I guess one of the primary responses to that kind of selloff is live performance. Last year’s Radiohead tour featured a lot of back catalog as well as more recent songs. Playing them now must seem a lot like looking at old photos? “Yes with bad haircuts. Of which I have had many …”
It’s also a political journey, I imagine, the things-can-only-get-better hopes of pre-1997, the despair at what followed?
“The Blair years I was most angry with,” he says. “Still am. Just the level of hypocrisy. I always feel strongly that line in ‘The Gloaming': ‘You are murderers — we are not the same as you.’ We are still the generation who went into an illegal war. And the guy who took us there is giving lectures around the world and sitting in his lovely house with an armed guard. Every time I sing those words, I think of him sitting there. Thinking, what the f***, how did we let him get away with that?”

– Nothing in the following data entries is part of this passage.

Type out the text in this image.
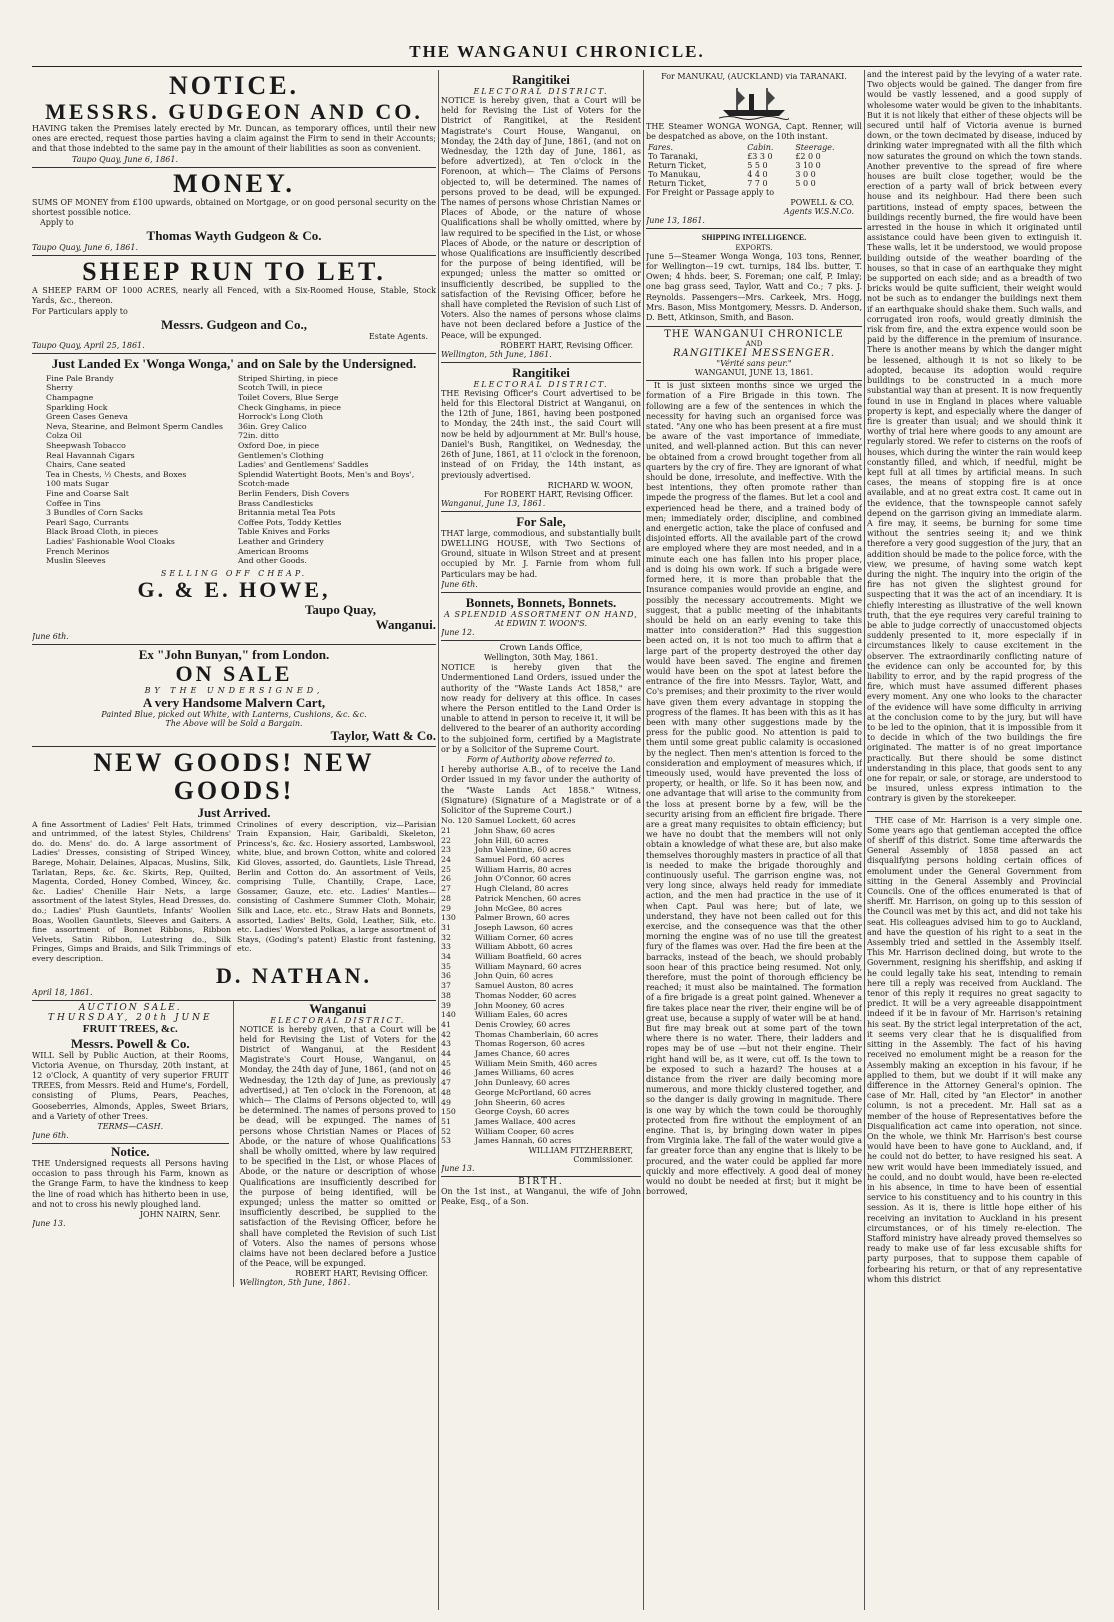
THE WANGANUI CHRONICLE.
NOTICE.
MESSRS. GUDGEON AND CO.
HAVING taken the Premises lately erected by Mr. Duncan, as temporary offices, until their new ones are erected, request those parties having a claim against the Firm to send in their Accounts; and that those indebted to the same pay in the amount of their liabilities as soon as convenient.
Taupo Quay, June 6, 1861.
MONEY.
SUMS OF MONEY from £100 upwards, obtained on Mortgage, or on good personal security on the shortest possible notice.
Apply to
Thomas Wayth Gudgeon & Co.
Taupo Quay, June 6, 1861.
SHEEP RUN TO LET.
A SHEEP FARM OF 1000 ACRES, nearly all Fenced, with a Six-Roomed House, Stable, Stock Yards, &c., thereon.
For Particulars apply to
Messrs. Gudgeon and Co.,
Estate Agents.
Taupo Quay, April 25, 1861.
Just Landed Ex 'Wonga Wonga,' and on Sale by the Undersigned.
Fine Pale Brandy
Sherry
Champagne
Sparkling Hock
Green Cases Geneva
Neva, Stearine, and Belmont Sperm Candles
Colza Oil
Sheepwash Tobacco
Real Havannah Cigars
Chairs, Cane seated
Tea in Chests, ½ Chests, and Boxes
100 mats Sugar
Fine and Coarse Salt
Coffee in Tins
3 Bundles of Corn Sacks
Pearl Sago, Currants
Black Broad Cloth, in pieces
Ladies' Fashionable Wool Cloaks
French Merinos
Muslin Sleeves
Striped Shirting, in piece
Scotch Twill, in piece
Toilet Covers, Blue Serge
Check Ginghams, in piece
Horrock's Long Cloth
36in. Grey Calico
72in. ditto
Oxford Doe, in piece
Gentlemen's Clothing
Ladies' and Gentlemens' Saddles
Splendid Watertight Boots, Men's and Boys', Scotch-made
Berlin Fenders, Dish Covers
Brass Candlesticks
Britannia metal Tea Pots
Coffee Pots, Toddy Kettles
Table Knives and Forks
Leather and Grindery
American Brooms
And other Goods.
SELLING OFF CHEAP.
G. & E. HOWE,
Taupo Quay,
Wanganui.
June 6th.
Ex "John Bunyan," from London.
ON SALE
BY THE UNDERSIGNED,
A very Handsome Malvern Cart,
Painted Blue, picked out White, with Lanterns, Cushions, &c. &c.
The Above will be Sold a Bargain.
Taylor, Watt & Co.
NEW GOODS! NEW GOODS!
Just Arrived.
A fine Assortment of Ladies' Felt Hats, trimmed and untrimmed, of the latest Styles, Childrens' do. do. Mens' do. do. A large assortment of Ladies' Dresses, consisting of Striped Wincey, Barege, Mohair, Delaines, Alpacas, Muslins, Silk, Tarlatan, Reps, &c. &c. Skirts, Rep, Quilted, Magenta, Corded, Honey Combed, Wincey, &c. &c. Ladies' Chenille Hair Nets, a large assortment of the latest Styles, Head Dresses, do. do.; Ladies' Plush Gauntlets, Infants' Woollen Boas, Woollen Gauntlets, Sleeves and Gaiters. A fine assortment of Bonnet Ribbons, Ribbon Velvets, Satin Ribbon, Lutestring do., Silk Fringes, Gimps and Braids, and Silk Trimmings of every description.
Crinolines of every description, viz—Parisian Train Expansion, Hair, Garibaldi, Skeleton, Princess's, &c. &c. Hosiery assorted, Lambswool, white, blue, and brown Cotton, white and colored Kid Gloves, assorted, do. Gauntlets, Lisle Thread, Berlin and Cotton do. An assortment of Veils, comprising Tulle, Chantilly, Crape, Lace, Gossamer, Gauze, etc. etc. Ladies' Mantles—consisting of Cashmere Summer Cloth, Mohair, Silk and Lace, etc. etc., Straw Hats and Bonnets, assorted, Ladies' Belts, Gold, Leather, Silk, etc. etc. Ladies' Worsted Polkas, a large assortment of Stays, (Goding's patent) Elastic front fastening, etc.
D. NATHAN.
April 18, 1861.
AUCTION SALE.
THURSDAY, 20th JUNE
FRUIT TREES, &c.
Messrs. Powell & Co.
WILL Sell by Public Auction, at their Rooms, Victoria Avenue, on Thursday, 20th instant, at 12 o'Clock, A quantity of very superior FRUIT TREES, from Messrs. Reid and Hume's, Fordell, consisting of Plums, Pears, Peaches, Gooseberries, Almonds, Apples, Sweet Briars, and a Variety of other Trees.
TERMS—CASH.
June 6th.
Notice.
THE Undersigned requests all Persons having occasion to pass through his Farm, known as the Grange Farm, to have the kindness to keep the line of road which has hitherto been in use, and not to cross his newly ploughed land.
JOHN NAIRN, Senr.
June 13.
Wanganui
ELECTORAL DISTRICT.
NOTICE is hereby given, that a Court will be held for Revising the List of Voters for the District of Wanganui, at the Resident Magistrate's Court House, Wanganui, on Monday, the 24th day of June, 1861, (and not on Wednesday, the 12th day of June, as previously advertised,) at Ten o'clock in the Forenoon, at which— The Claims of Persons objected to, will be determined. The names of persons proved to be dead, will be expunged. The names of persons whose Christian Names or Places of Abode, or the nature of whose Qualifications shall be wholly omitted, where by law required to be specified in the List, or whose Places of Abode, or the nature or description of whose Qualifications are insufficiently described for the purpose of being identified, will be expunged; unless the matter so omitted or insufficiently described, be supplied to the satisfaction of the Revising Officer, before he shall have completed the Revision of such List of Voters. Also the names of persons whose claims have not been declared before a Justice of the Peace, will be expunged.
ROBERT HART, Revising Officer.
Wellington, 5th June, 1861.
Rangitikei
ELECTORAL DISTRICT.
NOTICE is hereby given, that a Court will be held for Revising the List of Voters for the District of Rangitikei, at the Resident Magistrate's Court House, Wanganui, on Monday, the 24th day of June, 1861, (and not on Wednesday, the 12th day of June, 1861, as before advertized), at Ten o'clock in the Forenoon, at which— The Claims of Persons objected to, will be determined. The names of persons proved to be dead, will be expunged. The names of persons whose Christian Names or Places of Abode, or the nature of whose Qualifications shall be wholly omitted, where by law required to be specified in the List, or whose Places of Abode, or the nature or description of whose Qualifications are insufficiently described for the purpose of being identified, will be expunged; unless the matter so omitted or insufficiently described, be supplied to the satisfaction of the Revising Officer, before he shall have completed the Revision of such List of Voters. Also the names of persons whose claims have not been declared before a Justice of the Peace, will be expunged.
ROBERT HART, Revising Officer.
Wellington, 5th June, 1861.
Rangitikei
ELECTORAL DISTRICT.
THE Revising Officer's Court advertised to be held for this Electoral District at Wanganui, on the 12th of June, 1861, having been postponed to Monday, the 24th inst., the said Court will now be held by adjournment at Mr. Bull's house, Daniel's Bush, Rangitikei, on Wednesday, the 26th of June, 1861, at 11 o'clock in the forenoon, instead of on Friday, the 14th instant, as previously advertised.
RICHARD W. WOON,
For ROBERT HART, Revising Officer.
Wanganui, June 13, 1861.
For Sale,
THAT large, commodious, and substantially built DWELLING HOUSE, with Two Sections of Ground, situate in Wilson Street and at present occupied by Mr. J. Farnie from whom full Particulars may be had.
June 6th.
Bonnets, Bonnets, Bonnets.
A SPLENDID ASSORTMENT ON HAND,
At EDWIN T. WOON'S.
June 12.
Crown Lands Office,
Wellington, 30th May, 1861.
NOTICE is hereby given that the Undermentioned Land Orders, issued under the authority of the "Waste Lands Act 1858," are now ready for delivery at this office. In cases where the Person entitled to the Land Order is unable to attend in person to receive it, it will be delivered to the bearer of an authority according to the subjoined form, certified by a Magistrate or by a Solicitor of the Supreme Court.
Form of Authority above referred to.
I hereby authorise A.B., of to receive the Land Order issued in my favor under the authority of the "Waste Lands Act 1858." Witness, (Signature) (Signature of a Magistrate or of a Solicitor of the Supreme Court.)
No. 120 Samuel Lockett, 60 acres
21	John Shaw, 60 acres
22	John Hill, 60 acres
23	John Valentine, 60 acres
24	Samuel Ford, 60 acres
25	William Harris, 80 acres
26	John O'Connor, 60 acres
27	Hugh Cleland, 80 acres
28	Patrick Menchen, 60 acres
29	John McGee, 80 acres
130	Palmer Brown, 60 acres
31	Joseph Lawson, 60 acres
32	William Corner, 60 acres
33	William Abbott, 60 acres
34	William Boatfield, 60 acres
35	William Maynard, 60 acres
36	John Quin, 60 acres
37	Samuel Auston, 80 acres
38	Thomas Nodder, 60 acres
39	John Mooney, 60 acres
140	William Eales, 60 acres
41	Denis Crowley, 60 acres
42	Thomas Chamberlain, 60 acres
43	Thomas Rogerson, 60 acres
44	James Chance, 60 acres
45	William Mein Smith, 460 acres
46	James Williams, 60 acres
47	John Dunleavy, 60 acres
48	George McPortland, 60 acres
49	John Sheerin, 60 acres
150	George Coysh, 60 acres
51	James Wallace, 400 acres
52	William Cooper, 60 acres
53	James Hannah, 60 acres
WILLIAM FITZHERBERT,
Commissioner.
June 13.
BIRTH.
On the 1st inst., at Wanganui, the wife of John Peake, Esq., of a Son.
For MANUKAU, (AUCKLAND) via TARANAKI.
THE Steamer WONGA WONGA, Capt. Renner, will be despatched as above, on the 10th instant.
Fares.	Cabin.	Steerage.
To Taranaki,	£3 3 0	£2 0 0
Return Ticket,	5 5 0	3 10 0
To Manukau,	4 4 0	3 0 0
Return Ticket,	7 7 0	5 0 0
For Freight or Passage apply to
POWELL & CO.
Agents W.S.N.Co.
June 13, 1861.
SHIPPING INTELLIGENCE.
EXPORTS.
June 5—Steamer Wonga Wonga, 103 tons, Renner, for Wellington—19 cwt. turnips, 184 lbs. butter, T. Owen; 4 hhds. beer, S. Foreman; one calf, P. Imlay; one bag grass seed, Taylor, Watt and Co.; 7 pks. J. Reynolds. Passengers—Mrs. Carkeek, Mrs. Hogg, Mrs. Bason, Miss Montgomery, Messrs. D. Anderson, D. Bett, Atkinson, Smith, and Bason.
THE WANGANUI CHRONICLE
AND
RANGITIKEI MESSENGER.
"Vérité sans peur."
WANGANUI, JUNE 13, 1861.
It is just sixteen months since we urged the formation of a Fire Brigade in this town. The following are a few of the sentences in which the necessity for having such an organised force was stated. "Any one who has been present at a fire must be aware of the vast importance of immediate, united, and well-planned action. But this can never be obtained from a crowd brought together from all quarters by the cry of fire. They are ignorant of what should be done, irresolute, and ineffective. With the best intentions, they often promote rather than impede the progress of the flames. But let a cool and experienced head be there, and a trained body of men; immediately order, discipline, and combined and energetic action, take the place of confused and disjointed efforts. All the available part of the crowd are employed where they are most needed, and in a minute each one has fallen into his proper place, and is doing his own work. If such a brigade were formed here, it is more than probable that the Insurance companies would provide an engine, and possibly the necessary accoutrements. Might we suggest, that a public meeting of the inhabitants should be held on an early evening to take this matter into consideration?" Had this suggestion been acted on, it is not too much to affirm that a large part of the property destroyed the other day would have been saved. The engine and firemen would have been on the spot at latest before the entrance of the fire into Messrs. Taylor, Watt, and Co's premises; and their proximity to the river would have given them every advantage in stopping the progress of the flames. It has been with this as it has been with many other suggestions made by the press for the public good. No attention is paid to them until some great public calamity is occasioned by the neglect. Then men's attention is forced to the consideration and employment of measures which, if timeously used, would have prevented the loss of property, or health, or life. So it has been now, and one advantage that will arise to the community from the loss at present borne by a few, will be the security arising from an efficient fire brigade. There are a great many requisites to obtain efficiency; but we have no doubt that the members will not only obtain a knowledge of what these are, but also make themselves thoroughly masters in practice of all that is needed to make the brigade thoroughly and continuously useful. The garrison engine was, not very long since, always held ready for immediate action, and the men had practice in the use of it when Capt. Paul was here; but of late, we understand, they have not been called out for this exercise, and the consequence was that the other morning the engine was of no use till the greatest fury of the flames was over. Had the fire been at the barracks, instead of the beach, we should probably soon hear of this practice being resumed. Not only, therefore, must the point of thorough efficiency be reached; it must also be maintained. The formation of a fire brigade is a great point gained. Whenever a fire takes place near the river, their engine will be of great use, because a supply of water will be at hand. But fire may break out at some part of the town where there is no water. There, their ladders and ropes may be of use —but not their engine. Their right hand will be, as it were, cut off. Is the town to be exposed to such a hazard? The houses at a distance from the river are daily becoming more numerous, and more thickly clustered together, and so the danger is daily growing in magnitude. There is one way by which the town could be thoroughly protected from fire without the employment of an engine. That is, by bringing down water in pipes from Virginia lake. The fall of the water would give a far greater force than any engine that is likely to be procured, and the water could be applied far more quickly and more effectively. A good deal of money would no doubt be needed at first; but it might be borrowed,
and the interest paid by the levying of a water rate. Two objects would be gained. The danger from fire would be vastly lessened, and a good supply of wholesome water would be given to the inhabitants. But it is not likely that either of these objects will be secured until half of Victoria avenue is burned down, or the town decimated by disease, induced by drinking water impregnated with all the filth which now saturates the ground on which the town stands. Another preventive to the spread of fire where houses are built close together, would be the erection of a party wall of brick between every house and its neighbour. Had there been such partitions, instead of empty spaces, between the buildings recently burned, the fire would have been arrested in the house in which it originated until assistance could have been given to extinguish it. These walls, let it be understood, we would propose building outside of the weather boarding of the houses, so that in case of an earthquake they might be supported on each side; and as a breadth of two bricks would be quite sufficient, their weight would not be such as to endanger the buildings next them if an earthquake should shake them. Such walls, and corrugated iron roofs, would greatly diminish the risk from fire, and the extra expence would soon be paid by the difference in the premium of insurance. There is another means by which the danger might be lessened, although it is not so likely to be adopted, because its adoption would require buildings to be constructed in a much more substantial way than at present. It is now frequently found in use in England in places where valuable property is kept, and especially where the danger of fire is greater than usual; and we should think it worthy of trial here where goods to any amount are regularly stored. We refer to cisterns on the roofs of houses, which during the winter the rain would keep constantly filled, and which, if needful, might be kept full at all times by artificial means. In such cases, the means of stopping fire is at once available, and at no great extra cost. It came out in the evidence, that the townspeople cannot safely depend on the garrison giving an immediate alarm. A fire may, it seems, be burning for some time without the sentries seeing it; and we think therefore a very good suggestion of the jury, that an addition should be made to the police force, with the view, we presume, of having some watch kept during the night. The inquiry into the origin of the fire has not given the slightest ground for suspecting that it was the act of an incendiary. It is chiefly interesting as illustrative of the well known truth, that the eye requires very careful training to be able to judge correctly of unaccustomed objects suddenly presented to it, more especially if in circumstances likely to cause excitement in the observer. The extraordinarily conflicting nature of the evidence can only be accounted for, by this liability to error, and by the rapid progress of the fire, which must have assumed different phases every moment. Any one who looks to the character of the evidence will have some difficulty in arriving at the conclusion come to by the jury, but will have to be led to the opinion, that it is impossible from it to decide in which of the two buildings the fire originated. The matter is of no great importance practically. But there should be some distinct understanding in this place, that goods sent to any one for repair, or sale, or storage, are understood to be insured, unless express intimation to the contrary is given by the storekeeper.
THE case of Mr. Harrison is a very simple one. Some years ago that gentleman accepted the office of sheriff of this district. Some time afterwards the General Assembly of 1858 passed an act disqualifying persons holding certain offices of emolument under the General Government from sitting in the General Assembly and Provincial Councils. One of the offices enumerated is that of sheriff. Mr. Harrison, on going up to this session of the Council was met by this act, and did not take his seat. His colleagues advised him to go to Auckland, and have the question of his right to a seat in the Assembly tried and settled in the Assembly itself. This Mr. Harrison declined doing, but wrote to the Government, resigning his sheriffship, and asking if he could legally take his seat, intending to remain here till a reply was received from Auckland. The tenor of this reply it requires no great sagacity to predict. It will be a very agreeable disappointment indeed if it be in favour of Mr. Harrison's retaining his seat. By the strict legal interpretation of the act, it seems very clear that he is disqualified from sitting in the Assembly. The fact of his having received no emolument might be a reason for the Assembly making an exception in his favour, if he applied to them, but we doubt if it will make any difference in the Attorney General's opinion. The case of Mr. Hall, cited by "an Elector" in another column, is not a precedent. Mr. Hall sat as a member of the house of Representatives before the Disqualification act came into operation, not since. On the whole, we think Mr. Harrison's best course would have been to have gone to Auckland, and, if he could not do better, to have resigned his seat. A new writ would have been immediately issued, and he could, and no doubt would, have been re-elected in his absence, in time to have been of essential service to his constituency and to his country in this session. As it is, there is little hope either of his receiving an invitation to Auckland in his present circumstances, or of his timely re-election. The Stafford ministry have already proved themselves so ready to make use of far less excusable shifts for party purposes, that to suppose them capable of forbearing his return, or that of any representative whom this district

I wonder if he feels his audiences have become more politicized in recent years? “What I find fascinating is the generation in America that are now students,” he says. “In our “Hail to the Thief” period — 2003 — it was very raw and you had to be careful how you discussed things. Post-9/11 kids were realizing that this bubble that they had been living in had burst, politically, economically. Their whole place in the world had gone. Now you find that campuses in America are far less confused, more switched on to those arguments.”
At the same time, his recent work has seemed less confrontational in tone, not just with Atoms for Peace but also in the Buddhist inflections of the last Radiohead album, “King of Limbs,” which memorably featured Yorke doing a kind of manic tai chi dance in the video of his song Lotus Flower. Where has that antic spirit emerged from?
Partly, he says, it’s quite a deliberate response to previous depressive tendencies. He armed himself against any midlife despair, he says, with a three-point plan: “Running, yoga, meditation.” He wouldn’t exactly describe himself as centered yet, he says, but he tries.
While working on “King of Limbs” he took himself off into the park early every morning, sat on a bench for an hour. “It was important at the time,” he says. “I wanted to be properly open-minded about what would happen in the studio.” He suggests that approach might be a different kind of politics for him — “Just being looser in your thinking allows you to avoid fixed ideas.” It allows him to take more physical pleasure in the craft and act of singing, he says, “how it makes you feel physically.” He has come to discover that the best things that happen musically “are often when you’re super-unsure and kind of flailing around. You just work at it and wait.”
While he was in California, with Flea, Yorke became an unlikely surfing convert, if not quite a fully paid-up beach boy. Though he is still “pretty crap at it,” he found the experience a useful exercise in patience.
“I used always to try to force things, in the studio,” he says. “But it’s like, you can sit out there on a board for ages waiting for the right wave to come along. You can’t get angry about it.
“You know it will happen eventually and you start to understand the waiting itself might be part of it. Part of the fun.”